Joseph Stiglitz: "Va a haber necesidad de un apoyo gubernamental fuerte"

El premio Nobel de Economía cuenta a Expansión que, para salir de la crisis, los países necesitarán "sistemas de protección de la salud y de seguridad social más robustos".
mié 06 mayo 2020 06:04 AM
Desigualdad
Stiglitz, quien obtuvo el Nobel de Economía en 2001, asegura que la pandemia ha revelado la enorme desigualdad económica que existe en EU.

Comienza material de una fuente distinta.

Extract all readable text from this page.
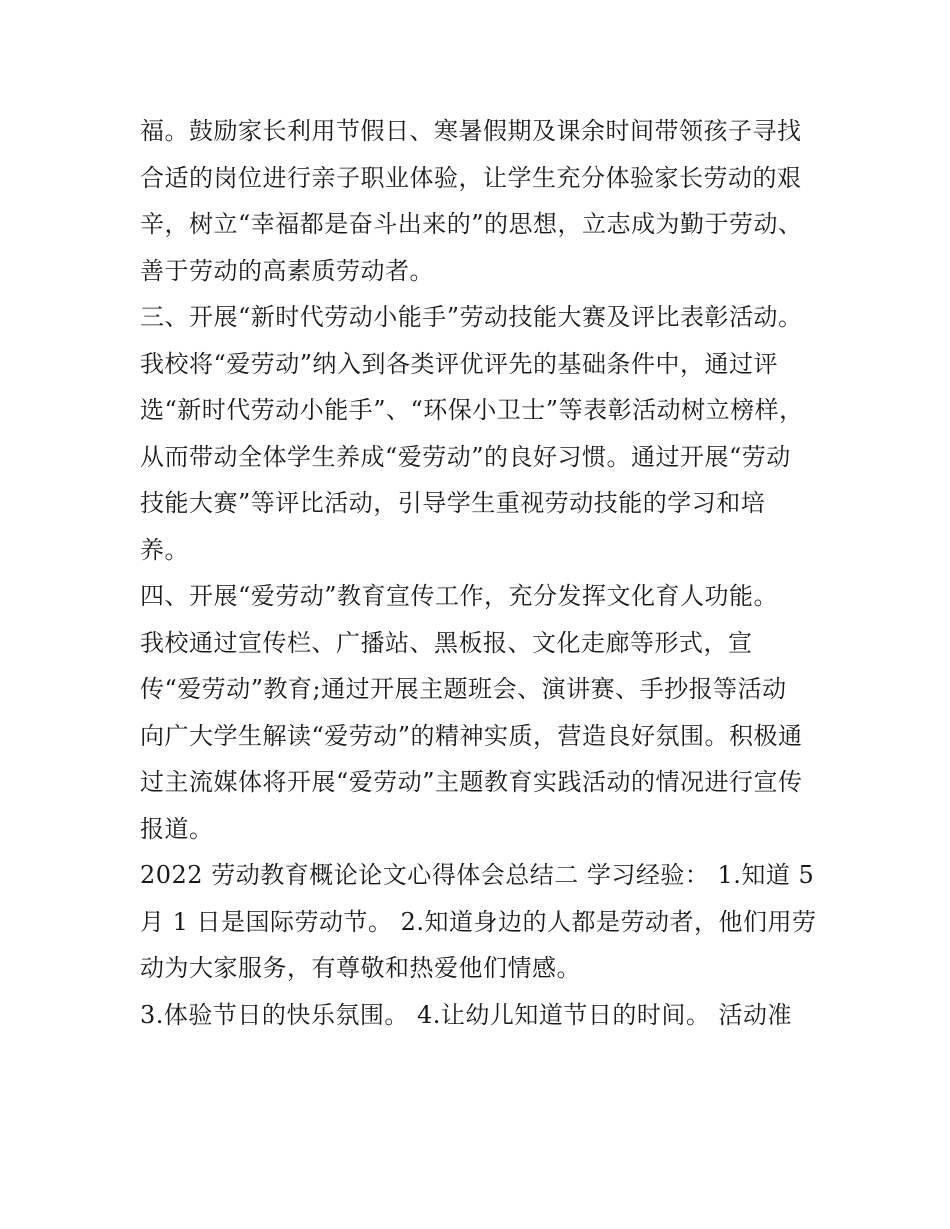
福。鼓励家长利用节假日、寒暑假期及课余时间带领孩子寻找
合适的岗位进行亲子职业体验，让学生充分体验家长劳动的艰
辛，树立“幸福都是奋斗出来的”的思想，立志成为勤于劳动、
善于劳动的高素质劳动者。
三、开展“新时代劳动小能手”劳动技能大赛及评比表彰活动。
我校将“爱劳动”纳入到各类评优评先的基础条件中，通过评
选“新时代劳动小能手”、“环保小卫士”等表彰活动树立榜样，
从而带动全体学生养成“爱劳动”的良好习惯。通过开展“劳动
技能大赛”等评比活动，引导学生重视劳动技能的学习和培
养。
四、开展“爱劳动”教育宣传工作，充分发挥文化育人功能。
我校通过宣传栏、广播站、黑板报、文化走廊等形式，宣
传“爱劳动”教育;通过开展主题班会、演讲赛、手抄报等活动
向广大学生解读“爱劳动”的精神实质，营造良好氛围。积极通
过主流媒体将开展“爱劳动”主题教育实践活动的情况进行宣传
报道。
2022 劳动教育概论论文心得体会总结二 学习经验： 1.知道 5
月 1 日是国际劳动节。 2.知道身边的人都是劳动者，他们用劳
动为大家服务，有尊敬和热爱他们情感。
3.体验节日的快乐氛围。 4.让幼儿知道节日的时间。 活动准
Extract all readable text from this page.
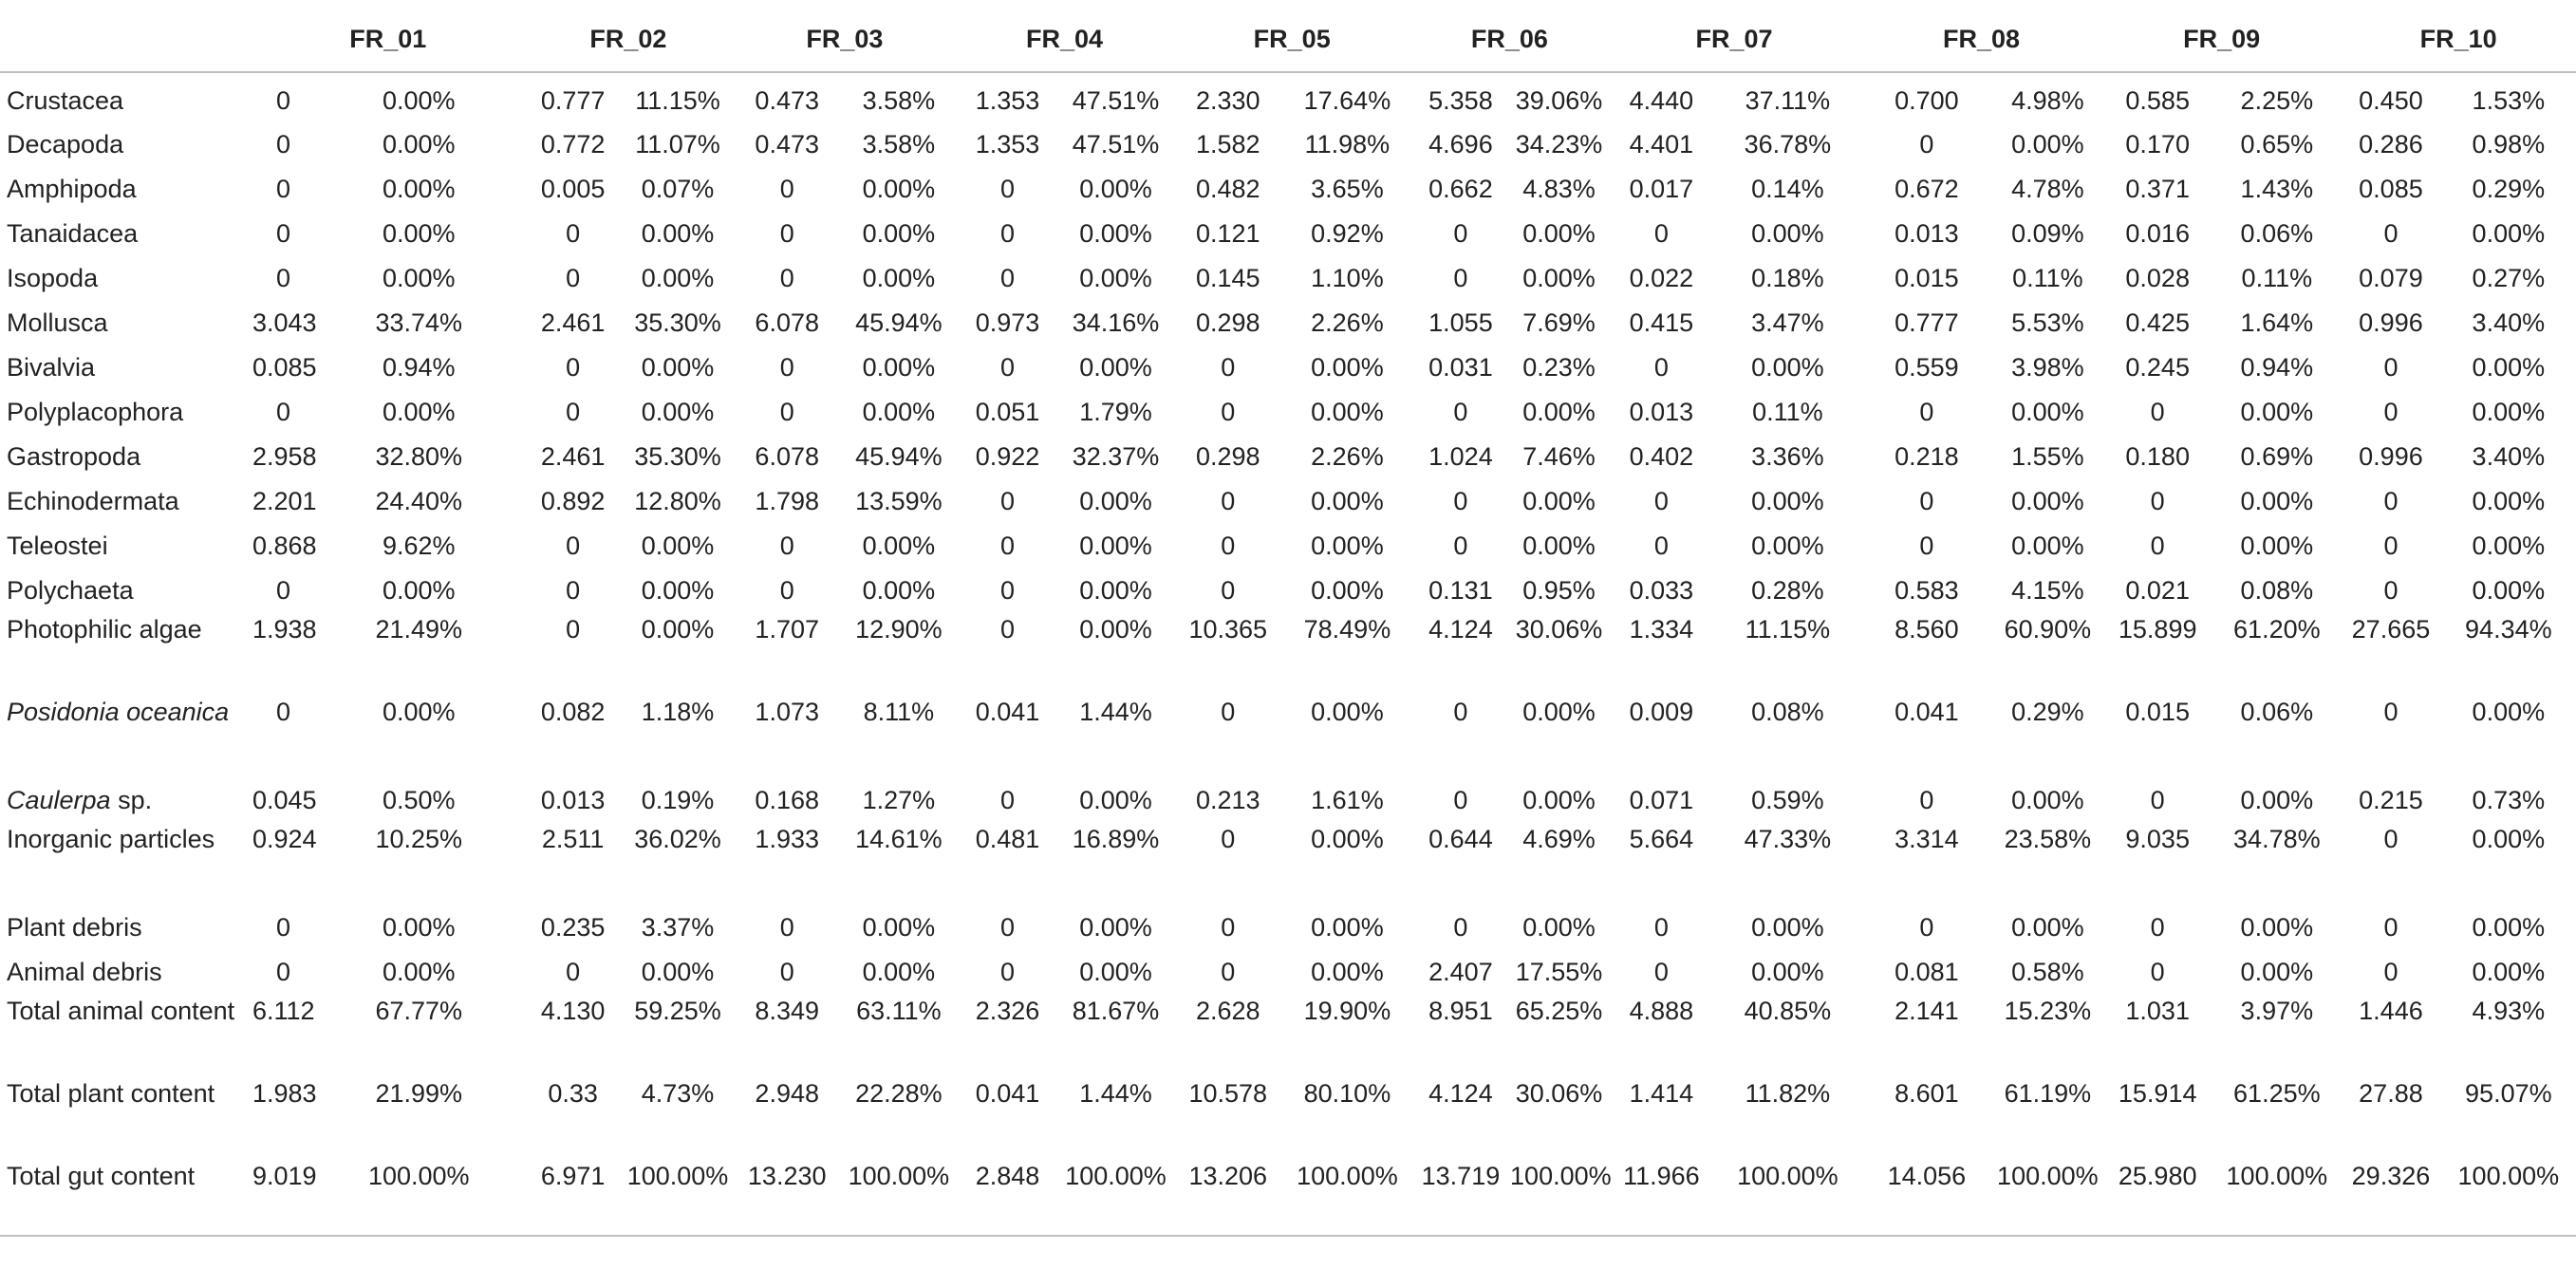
	FR_01		FR_02		FR_03		FR_04		FR_05		FR_06		FR_07		FR_08		FR_09		FR_10	
Crustacea	0	0.00%	0.777	11.15%	0.473	3.58%	1.353	47.51%	2.330	17.64%	5.358	39.06%	4.440	37.11%	0.700	4.98%	0.585	2.25%	0.450	1.53%
Decapoda	0	0.00%	0.772	11.07%	0.473	3.58%	1.353	47.51%	1.582	11.98%	4.696	34.23%	4.401	36.78%	0	0.00%	0.170	0.65%	0.286	0.98%
Amphipoda	0	0.00%	0.005	0.07%	0	0.00%	0	0.00%	0.482	3.65%	0.662	4.83%	0.017	0.14%	0.672	4.78%	0.371	1.43%	0.085	0.29%
Tanaidacea	0	0.00%	0	0.00%	0	0.00%	0	0.00%	0.121	0.92%	0	0.00%	0	0.00%	0.013	0.09%	0.016	0.06%	0	0.00%
Isopoda	0	0.00%	0	0.00%	0	0.00%	0	0.00%	0.145	1.10%	0	0.00%	0.022	0.18%	0.015	0.11%	0.028	0.11%	0.079	0.27%
Mollusca	3.043	33.74%	2.461	35.30%	6.078	45.94%	0.973	34.16%	0.298	2.26%	1.055	7.69%	0.415	3.47%	0.777	5.53%	0.425	1.64%	0.996	3.40%
Bivalvia	0.085	0.94%	0	0.00%	0	0.00%	0	0.00%	0	0.00%	0.031	0.23%	0	0.00%	0.559	3.98%	0.245	0.94%	0	0.00%
Polyplacophora	0	0.00%	0	0.00%	0	0.00%	0.051	1.79%	0	0.00%	0	0.00%	0.013	0.11%	0	0.00%	0	0.00%	0	0.00%
Gastropoda	2.958	32.80%	2.461	35.30%	6.078	45.94%	0.922	32.37%	0.298	2.26%	1.024	7.46%	0.402	3.36%	0.218	1.55%	0.180	0.69%	0.996	3.40%
Echinodermata	2.201	24.40%	0.892	12.80%	1.798	13.59%	0	0.00%	0	0.00%	0	0.00%	0	0.00%	0	0.00%	0	0.00%	0	0.00%
Teleostei	0.868	9.62%	0	0.00%	0	0.00%	0	0.00%	0	0.00%	0	0.00%	0	0.00%	0	0.00%	0	0.00%	0	0.00%
Polychaeta	0	0.00%	0	0.00%	0	0.00%	0	0.00%	0	0.00%	0.131	0.95%	0.033	0.28%	0.583	4.15%	0.021	0.08%	0	0.00%
Photophilic algae	1.938	21.49%	0	0.00%	1.707	12.90%	0	0.00%	10.365	78.49%	4.124	30.06%	1.334	11.15%	8.560	60.90%	15.899	61.20%	27.665	94.34%
Posidonia oceanica	0	0.00%	0.082	1.18%	1.073	8.11%	0.041	1.44%	0	0.00%	0	0.00%	0.009	0.08%	0.041	0.29%	0.015	0.06%	0	0.00%
Caulerpa sp.	0.045	0.50%	0.013	0.19%	0.168	1.27%	0	0.00%	0.213	1.61%	0	0.00%	0.071	0.59%	0	0.00%	0	0.00%	0.215	0.73%
Inorganic particles	0.924	10.25%	2.511	36.02%	1.933	14.61%	0.481	16.89%	0	0.00%	0.644	4.69%	5.664	47.33%	3.314	23.58%	9.035	34.78%	0	0.00%
Plant debris	0	0.00%	0.235	3.37%	0	0.00%	0	0.00%	0	0.00%	0	0.00%	0	0.00%	0	0.00%	0	0.00%	0	0.00%
Animal debris	0	0.00%	0	0.00%	0	0.00%	0	0.00%	0	0.00%	2.407	17.55%	0	0.00%	0.081	0.58%	0	0.00%	0	0.00%
Total animal content	6.112	67.77%	4.130	59.25%	8.349	63.11%	2.326	81.67%	2.628	19.90%	8.951	65.25%	4.888	40.85%	2.141	15.23%	1.031	3.97%	1.446	4.93%
Total plant content	1.983	21.99%	0.33	4.73%	2.948	22.28%	0.041	1.44%	10.578	80.10%	4.124	30.06%	1.414	11.82%	8.601	61.19%	15.914	61.25%	27.88	95.07%
Total gut content	9.019	100.00%	6.971	100.00%	13.230	100.00%	2.848	100.00%	13.206	100.00%	13.719	100.00%	11.966	100.00%	14.056	100.00%	25.980	100.00%	29.326	100.00%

Matar al padre. Es lo que lleva toda su carrera proponiendo Joseph Stiglitz, que se ha convertido en uno de los críticos más conocidos de Adam Smith —precursor de los economistas modernos— y de su teoría de la "mano invisible" que autorregularía los mercados y la distribución de la riqueza en las sociedades. Para Stiglitz, esa mano es invisible porque no existe, y por ello, el ex economista jefe del Banco Mundial y Premio Nobel de Economía defiende la necesidad de la intervención del Estado en la economía, con el objetivo de promover un desarrollo más "justo".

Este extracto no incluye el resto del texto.